# Podcast show on Walter Williams



## RamistThomist (Dec 21, 2007)

Williams is one of my favorite columnists to read. This should be an interesting podcast.
Walter Williams on Life, Liberty and Economics, EconTalk Permanent Podcast Link: Library of Economics and Liberty


----------



## fredtgreco (Dec 21, 2007)

Williams is fabulous! I remember reading his books from the Conservative Book Club in the mid-80s.
Were you around then, Jacob? 

Just kidding!


----------



## RamistThomist (Dec 21, 2007)

Touche!


----------



## PuritanCovenanter (Dec 21, 2007)

I love Walter Williams also. He writes some good stuff.


----------



## Semper Fidelis (Dec 21, 2007)

Very witty and intelligent. I always enjoy him on the rare occasion I listen to the Rush Limbaugh show and he's the guest.


----------



## DMcFadden (Dec 21, 2007)

fredtgreco said:


> Williams is fabulous! I remember reading his books from the Conservative Book Club in the mid-80s.
> Were you around then, Jacob?
> 
> Just kidding!



Are you serious? I have socks older than Jacob!


----------



## RamistThomist (Dec 21, 2007)

DMcFadden said:


> fredtgreco said:
> 
> 
> > Williams is fabulous! I remember reading his books from the Conservative Book Club in the mid-80s.
> ...



That's at least 25 years old, for those who are wondering.


----------



## Pilgrim (Dec 21, 2007)

SemperFideles said:


> Very witty and intelligent. I always enjoy him on the rare occasion I listen to the Rush Limbaugh show and he's the guest.

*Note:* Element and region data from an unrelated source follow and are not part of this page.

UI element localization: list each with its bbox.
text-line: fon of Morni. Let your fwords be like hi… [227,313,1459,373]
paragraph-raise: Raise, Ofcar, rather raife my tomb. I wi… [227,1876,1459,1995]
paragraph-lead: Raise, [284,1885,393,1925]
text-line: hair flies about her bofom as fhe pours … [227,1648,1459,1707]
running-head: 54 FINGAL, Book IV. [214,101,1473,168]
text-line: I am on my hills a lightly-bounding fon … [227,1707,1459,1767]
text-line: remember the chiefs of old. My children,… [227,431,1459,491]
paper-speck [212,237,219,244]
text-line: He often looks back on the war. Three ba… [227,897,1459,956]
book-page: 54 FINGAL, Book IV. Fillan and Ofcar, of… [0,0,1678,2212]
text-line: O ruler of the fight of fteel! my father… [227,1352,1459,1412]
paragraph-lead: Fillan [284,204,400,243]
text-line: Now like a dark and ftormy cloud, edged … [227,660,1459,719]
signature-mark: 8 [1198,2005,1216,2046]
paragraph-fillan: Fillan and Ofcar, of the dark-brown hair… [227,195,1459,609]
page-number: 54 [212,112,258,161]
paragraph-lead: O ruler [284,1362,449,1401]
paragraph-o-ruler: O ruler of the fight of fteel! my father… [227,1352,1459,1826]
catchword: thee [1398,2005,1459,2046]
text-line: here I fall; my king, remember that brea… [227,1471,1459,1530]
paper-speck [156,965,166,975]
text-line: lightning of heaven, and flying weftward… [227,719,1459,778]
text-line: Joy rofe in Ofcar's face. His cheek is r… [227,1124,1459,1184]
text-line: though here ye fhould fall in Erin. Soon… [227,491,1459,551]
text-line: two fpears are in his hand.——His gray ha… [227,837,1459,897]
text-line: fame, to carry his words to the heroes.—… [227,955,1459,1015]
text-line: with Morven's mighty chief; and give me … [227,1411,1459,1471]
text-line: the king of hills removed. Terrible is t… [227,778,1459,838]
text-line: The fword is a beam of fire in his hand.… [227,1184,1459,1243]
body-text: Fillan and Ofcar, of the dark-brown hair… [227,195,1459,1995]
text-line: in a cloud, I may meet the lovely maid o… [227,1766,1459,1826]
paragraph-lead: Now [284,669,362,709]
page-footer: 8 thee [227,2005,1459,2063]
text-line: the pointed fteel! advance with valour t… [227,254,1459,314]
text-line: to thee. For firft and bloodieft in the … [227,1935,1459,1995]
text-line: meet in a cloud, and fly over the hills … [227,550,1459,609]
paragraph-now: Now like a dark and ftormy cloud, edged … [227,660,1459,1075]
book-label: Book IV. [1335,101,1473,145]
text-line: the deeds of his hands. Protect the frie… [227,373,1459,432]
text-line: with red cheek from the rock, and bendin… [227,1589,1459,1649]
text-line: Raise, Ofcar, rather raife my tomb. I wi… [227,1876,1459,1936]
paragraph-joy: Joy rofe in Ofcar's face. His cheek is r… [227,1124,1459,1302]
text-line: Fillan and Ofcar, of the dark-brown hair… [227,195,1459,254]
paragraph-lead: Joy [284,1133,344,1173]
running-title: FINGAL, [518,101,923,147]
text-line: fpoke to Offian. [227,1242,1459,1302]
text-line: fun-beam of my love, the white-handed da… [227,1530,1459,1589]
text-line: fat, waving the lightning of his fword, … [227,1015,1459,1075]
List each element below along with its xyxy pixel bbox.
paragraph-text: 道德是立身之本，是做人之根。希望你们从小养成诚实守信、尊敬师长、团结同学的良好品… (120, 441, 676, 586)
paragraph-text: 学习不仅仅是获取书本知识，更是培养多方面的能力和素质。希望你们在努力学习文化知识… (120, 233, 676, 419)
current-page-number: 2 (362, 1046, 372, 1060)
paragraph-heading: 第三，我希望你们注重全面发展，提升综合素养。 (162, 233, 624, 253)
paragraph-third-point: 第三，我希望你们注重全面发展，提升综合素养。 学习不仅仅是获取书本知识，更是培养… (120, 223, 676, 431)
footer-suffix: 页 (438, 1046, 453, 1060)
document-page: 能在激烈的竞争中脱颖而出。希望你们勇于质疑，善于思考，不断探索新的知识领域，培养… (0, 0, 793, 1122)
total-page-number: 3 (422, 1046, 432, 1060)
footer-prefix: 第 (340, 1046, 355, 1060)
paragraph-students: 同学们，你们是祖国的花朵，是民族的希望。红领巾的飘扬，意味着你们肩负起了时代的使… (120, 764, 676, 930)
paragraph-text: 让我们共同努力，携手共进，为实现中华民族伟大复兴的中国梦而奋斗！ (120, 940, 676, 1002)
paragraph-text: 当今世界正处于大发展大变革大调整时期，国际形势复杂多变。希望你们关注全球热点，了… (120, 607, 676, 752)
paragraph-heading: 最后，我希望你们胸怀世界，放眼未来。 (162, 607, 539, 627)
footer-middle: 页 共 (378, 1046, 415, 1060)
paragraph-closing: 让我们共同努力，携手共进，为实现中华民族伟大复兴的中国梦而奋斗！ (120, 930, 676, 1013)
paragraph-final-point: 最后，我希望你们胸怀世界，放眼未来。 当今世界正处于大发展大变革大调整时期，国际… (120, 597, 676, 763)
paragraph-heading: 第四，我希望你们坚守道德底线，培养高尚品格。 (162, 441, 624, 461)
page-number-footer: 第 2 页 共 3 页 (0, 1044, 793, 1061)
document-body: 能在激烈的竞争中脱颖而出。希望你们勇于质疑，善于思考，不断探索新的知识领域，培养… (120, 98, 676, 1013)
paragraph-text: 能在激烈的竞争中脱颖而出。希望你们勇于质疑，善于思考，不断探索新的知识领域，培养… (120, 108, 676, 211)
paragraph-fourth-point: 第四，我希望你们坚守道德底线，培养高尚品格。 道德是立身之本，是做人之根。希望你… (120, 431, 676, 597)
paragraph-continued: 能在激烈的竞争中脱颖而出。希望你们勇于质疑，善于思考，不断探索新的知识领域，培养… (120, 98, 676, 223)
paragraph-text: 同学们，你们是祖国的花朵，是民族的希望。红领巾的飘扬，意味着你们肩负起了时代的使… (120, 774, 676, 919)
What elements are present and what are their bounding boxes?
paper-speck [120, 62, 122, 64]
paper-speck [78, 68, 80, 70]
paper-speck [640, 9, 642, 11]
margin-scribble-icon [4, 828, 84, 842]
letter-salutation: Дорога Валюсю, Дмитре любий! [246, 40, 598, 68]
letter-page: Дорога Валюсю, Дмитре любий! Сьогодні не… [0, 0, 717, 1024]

In the early 1990's he was probably the main fill in for Rush. I always enjoyed listening to him, and he still occasionally fills in.


----------



## PuritanCovenanter (Dec 22, 2007)

DMcFadden said:


> fredtgreco said:
> 
> 
> > Williams is fabulous! I remember reading his books from the Conservative Book Club in the mid-80s.
> ...


 but who cares?

Man, Introduce me to your Dryer, Darner, and all around cloths washer. My kids find my socks and wear holes in them during one wearing. If they don't trash my socks the dryer casts one of two into the black hole of dryers. I am always buying socks.  I don't think I have a pair that is older than six months old.


----------